Manuel Rui
De meus antepassados não recordo mas invento em cada pedra colocada em praças por seus braços noutros braços onde pombas poisam e turistas fazem souvenirs de sol e manuelinos
E pátrias não conheço
Assisto aos exercícios outonais da morte sem idade do cremar olhos na distância por noivas adiadas e mãos correndo terços de velhas esperando a morte simplesmente
E deuses não conheço
Não fui navegador embora me quisessem em vários continentes em que sempre estive e disse nunca para que naufragasse minha história com o peso das grilhetas amarrado aos oceanos
E epitáfios não conheço
O que ergueram meus braços não está em África a minha música não está em África a minha estatuária não está em África idem para o meu marfim as minhas lanças os meus diamantes o meu ouro idem idem
O poema “Museu”, de Manuel Rui, tem como tema o continente africano e sua respectiva história de exploração. A primeira estrofe, iniciada pela frase “De meus antepassados não recordo”, faz alusão ao genocídio sofrido pelo povo africano.
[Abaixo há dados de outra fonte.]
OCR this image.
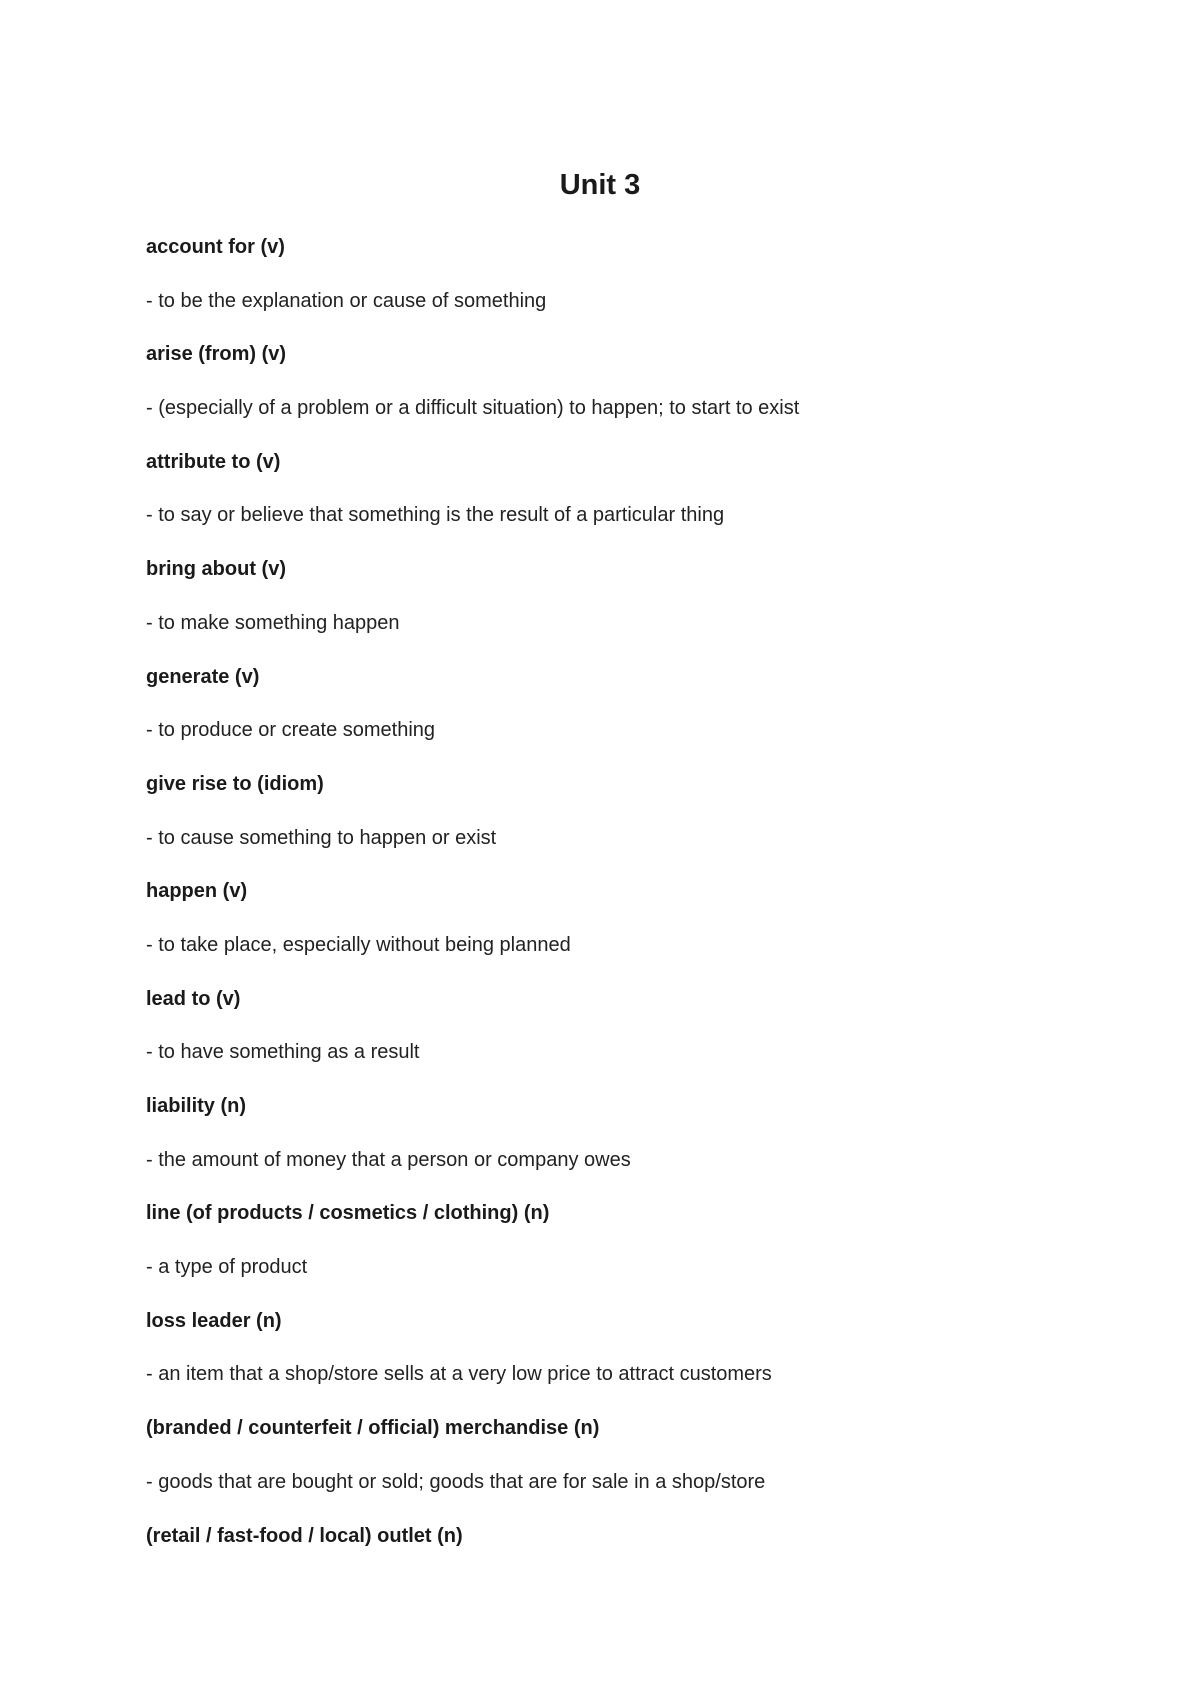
Unit 3
account for (v)
- to be the explanation or cause of something
arise (from) (v)
- (especially of a problem or a difficult situation) to happen; to start to exist
attribute to (v)
- to say or believe that something is the result of a particular thing
bring about (v)
- to make something happen
generate (v)
- to produce or create something
give rise to (idiom)
- to cause something to happen or exist
happen (v)
- to take place, especially without being planned
lead to (v)
- to have something as a result
liability (n)
- the amount of money that a person or company owes
line (of products / cosmetics / clothing) (n)
- a type of product
loss leader (n)
- an item that a shop/store sells at a very low price to attract customers
(branded / counterfeit / official) merchandise (n)
- goods that are bought or sold; goods that are for sale in a shop/store
(retail / fast-food / local) outlet (n)
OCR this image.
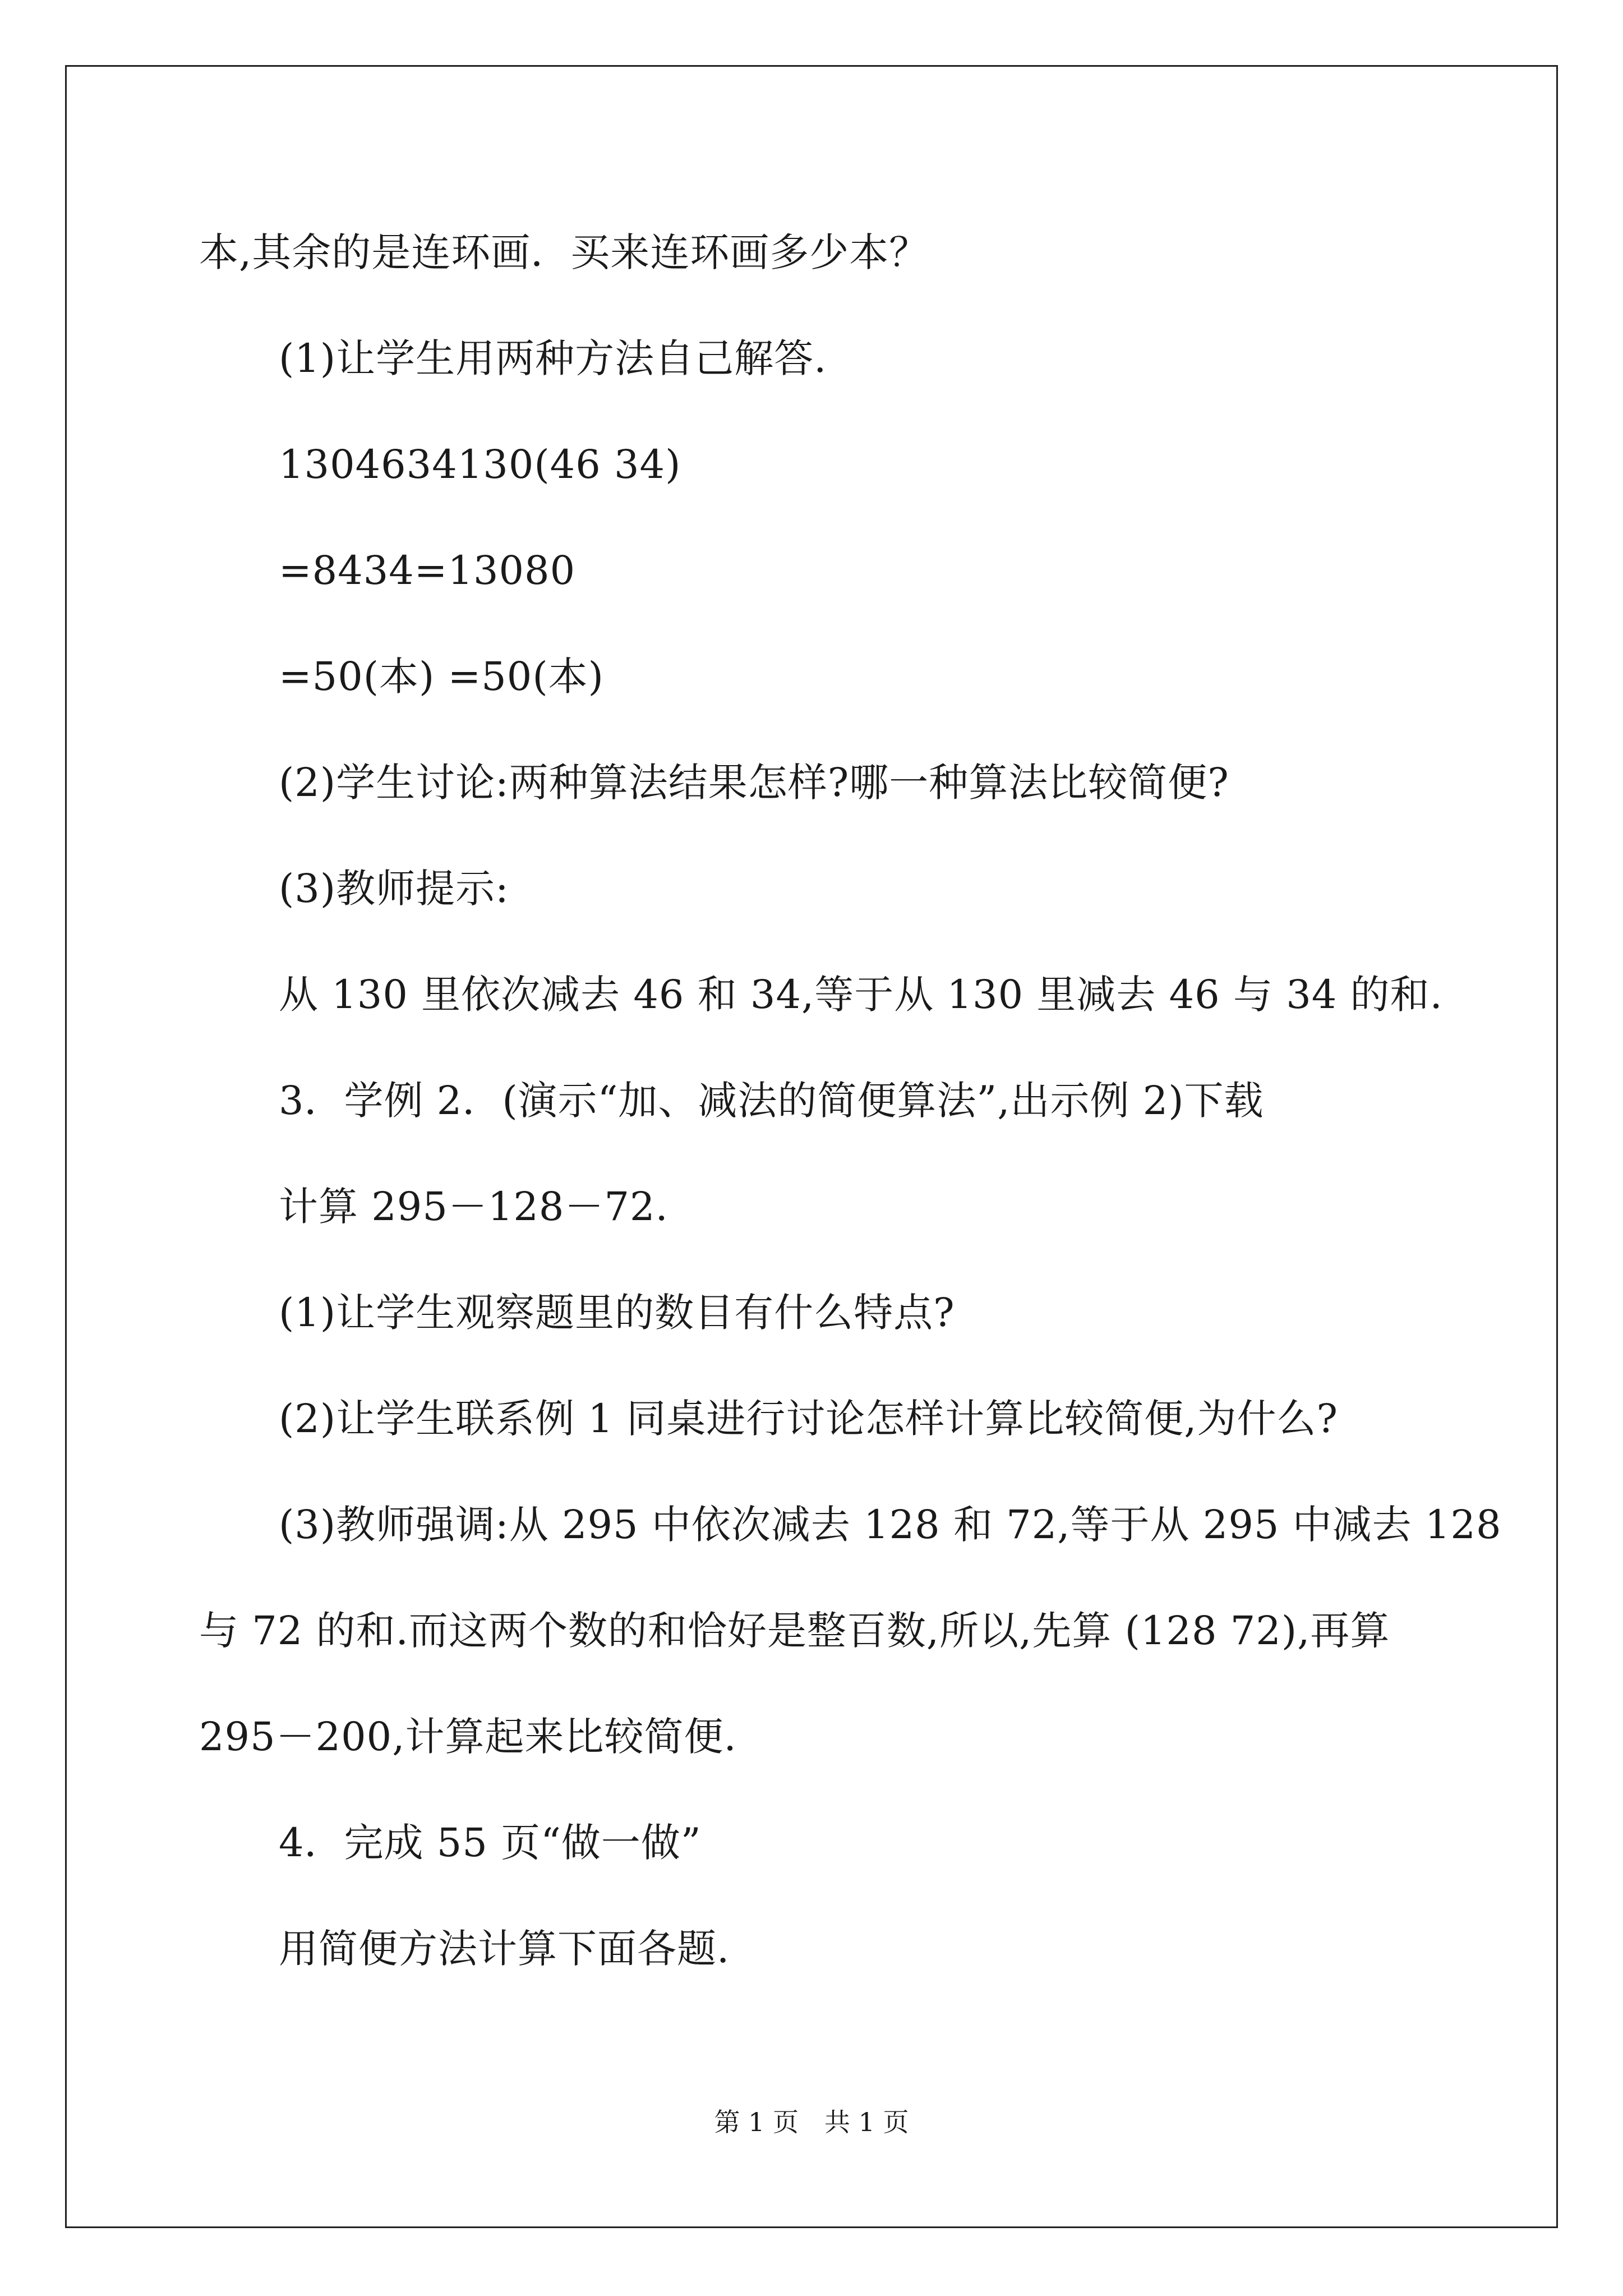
本,其余的是连环画．买来连环画多少本？
(1)让学生用两种方法自己解答.
1304634130(46 34)
=8434=13080
=50(本) =50(本)
(2)学生讨论:两种算法结果怎样?哪一种算法比较简便?
(3)教师提示:
从 130 里依次减去 46 和 34,等于从 130 里减去 46 与 34 的和.
3．学例 2．(演示“加、减法的简便算法”,出示例 2)下载
计算 295－128－72.
(1)让学生观察题里的数目有什么特点?
(2)让学生联系例 1 同桌进行讨论怎样计算比较简便,为什么?
(3)教师强调:从 295 中依次减去 128 和 72,等于从 295 中减去 128
与 72 的和.而这两个数的和恰好是整百数,所以,先算 (128 72),再算
295－200,计算起来比较简便.
4．完成 55 页“做一做”
用简便方法计算下面各题.
第 1 页　共 1 页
O eu-lírico não se recorda da sua história, de seus heróis, pois não teve meios de documenta-la, conta-la a partir de seu ponto de visto. A primeira estrofe, dessa maneira, aponta a falta de unidade ou até mesmo de identidade entre os irmãos de continente como uma consequência da exploração sofrida. Ainda é tema da primeira estrofe a única herança permitida aos escravos deixar: monumentos construídos por meio da força braçal. As praças e suas pedras, as ruas e seus paralelepípedos, tornaram-se as lembranças das várias nações de uma cor só.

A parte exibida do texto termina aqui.